Dr. Graham's Homes - Boarding school founded in 1900 by Scottish missionaries for abandoned children   

Some of her time here was spent meeting my wonderful friends and encouraging them (she had seasoned homeschooling advice for me as well as the other homeschooling moms):
We spent six days at Asha House. Mom got out of the taxi when we first arrived knowing at least half of everyone's names from pictures. 
Mom with my Asha girlies- what a beautiful thing
 Making hats with friends on Jeewan Loy's Birthday

Silly Friends and Bhim Uncle
Surrounded by friends, love, and yummy treats.
Our friends from Germany treated us to barbecue chicken. They made their barbecue from a metal box and a grate... brilliant.  

Some of her time was spent doctoring me and being substitute teacher (I was quite sick for more than a week with bronchitis or something like it):
Sorry didn't take any picture of me sick in bed. This one will have to do. 
Beef Thukpa- just what the doctor ordered
Mom read "The Lion, the Witch, and the Wardrobe" to the kids. Once I was better we has a "Mr. Tumnus" Tea Party including Queen Cakes.

What a pretty spread. Jeewan enjoyed the tea party, but didn't quite get the idea of using manners. Manju loved it and kept saying that this was "the best day ever."
Most of her time was spent encouraging me like only a mother can. Just a hug from the woman who knows you best can work wonders for a weary soul.

Our time together seemed like the beginning of a new era in our relationship. Mom who always knows what to do and always has a ready plan was now in new territory, a place where I had more experience and understanding than she did. Though she is a 'planner' Mom is also flexible, so this new dynamic did not set her at ill ease.

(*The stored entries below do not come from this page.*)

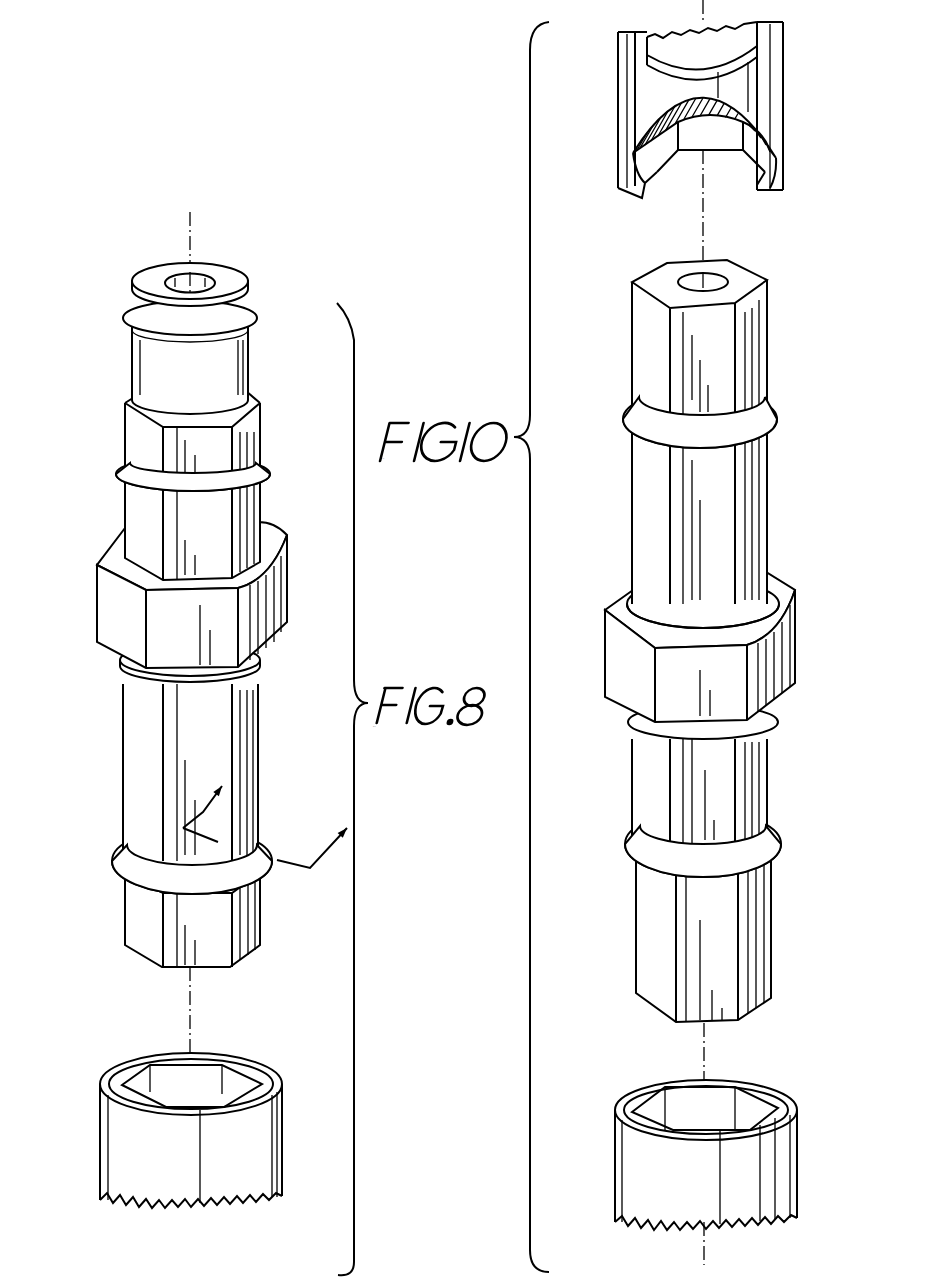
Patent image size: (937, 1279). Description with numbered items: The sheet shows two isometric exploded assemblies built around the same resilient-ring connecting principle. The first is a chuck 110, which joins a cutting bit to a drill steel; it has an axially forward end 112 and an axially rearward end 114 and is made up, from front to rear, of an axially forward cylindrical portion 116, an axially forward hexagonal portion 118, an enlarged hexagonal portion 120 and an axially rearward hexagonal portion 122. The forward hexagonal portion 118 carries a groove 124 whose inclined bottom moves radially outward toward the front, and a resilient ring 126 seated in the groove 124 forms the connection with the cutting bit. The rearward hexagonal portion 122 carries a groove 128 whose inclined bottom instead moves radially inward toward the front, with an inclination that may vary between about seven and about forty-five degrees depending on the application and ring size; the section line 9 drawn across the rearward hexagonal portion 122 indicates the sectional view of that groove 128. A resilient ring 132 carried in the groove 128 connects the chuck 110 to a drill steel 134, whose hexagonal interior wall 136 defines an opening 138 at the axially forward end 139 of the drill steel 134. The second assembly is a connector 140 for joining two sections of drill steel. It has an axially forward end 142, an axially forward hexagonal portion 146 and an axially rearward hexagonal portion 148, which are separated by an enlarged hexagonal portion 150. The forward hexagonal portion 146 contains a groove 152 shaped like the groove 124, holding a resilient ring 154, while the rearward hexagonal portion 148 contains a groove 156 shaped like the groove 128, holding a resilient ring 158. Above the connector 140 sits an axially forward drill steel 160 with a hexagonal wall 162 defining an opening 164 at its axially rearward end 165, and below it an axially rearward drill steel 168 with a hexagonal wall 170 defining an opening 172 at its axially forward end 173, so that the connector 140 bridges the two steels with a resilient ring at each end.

In FIG. 8, the chuck 110 is at (96, 306).
In FIG. 8, the axially forward end 112 is at (158, 276).
In FIG. 8, the axially rearward end 114 is at (142, 957).
In FIG. 8, the axially forward cylindrical portion 116 is at (236, 355).
In FIG. 8, the axially forward hexagonal portion 118 is at (250, 423).
In FIG. 8, the enlarged hexagonal portion 120 is at (276, 582).
In FIG. 8, the axially rearward hexagonal portion 122 is at (134, 755).
In FIG. 8, the groove 124 is at (130, 477).
In FIG. 8, the resilient ring 126 is at (250, 480).
In FIG. 8, the groove 128 is at (150, 887).
In FIG. 8, the resilient ring 132 is at (124, 848).
In FIG. 8, the drill steel 134 is at (120, 1175).
In FIG. 8, the hexagonal interior wall 136 is at (240, 1075).
In FIG. 8, the opening 138 is at (167, 1074).
In FIG. 8, the axially forward end 139 is at (112, 1088).
In FIG. 8, the section line 9- 9 is at (265, 807).
In FIG. 10, the connector 140 is at (856, 448).
In FIG. 10, the axially forward end 142 is at (742, 277).
In FIG. 10, the axially forward hexagonal portion 146 is at (760, 503).
In FIG. 10, the axially rearward hexagonal portion 148 is at (765, 760).
In FIG. 10, the enlarged hexagonal portion 150 is at (790, 630).
In FIG. 10, the groove 152 is at (712, 413).
In FIG. 10, the resilient ring 154 is at (640, 425).
In FIG. 10, the groove 156 is at (715, 878).
In FIG. 10, the resilient ring 158 is at (772, 828).
In FIG. 10, the axially forward drill steel 160 is at (772, 92).
In FIG. 10, the hexagonal wall 162 is at (652, 152).
In FIG. 10, the opening 164 is at (745, 195).
In FIG. 10, the axially rearward end 165 is at (635, 193).
In FIG. 10, the axially rearward drill steel 168 is at (775, 1155).
In FIG. 10, the hexagonal wall 170 is at (753, 1105).
In FIG. 10, the opening 172 is at (675, 1098).
In FIG. 10, the axially forward end 173 is at (635, 1122).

Instead she thrived off of the adventure of this new country and fresh season in our relationship. Sometimes you just know when your life has hit a turning point. I think this past month was that for both Mom and me.

I am excited to see what new things the Lord has in store for us: for me as I spend another few months here, and then transition back to the states, and for Mom as she goes home and learns to integrate the things she learned here into her life at home. As I make my transition back to the states it is going to be invaluable to have someone back "home" who has gotten a glimpse of my life here.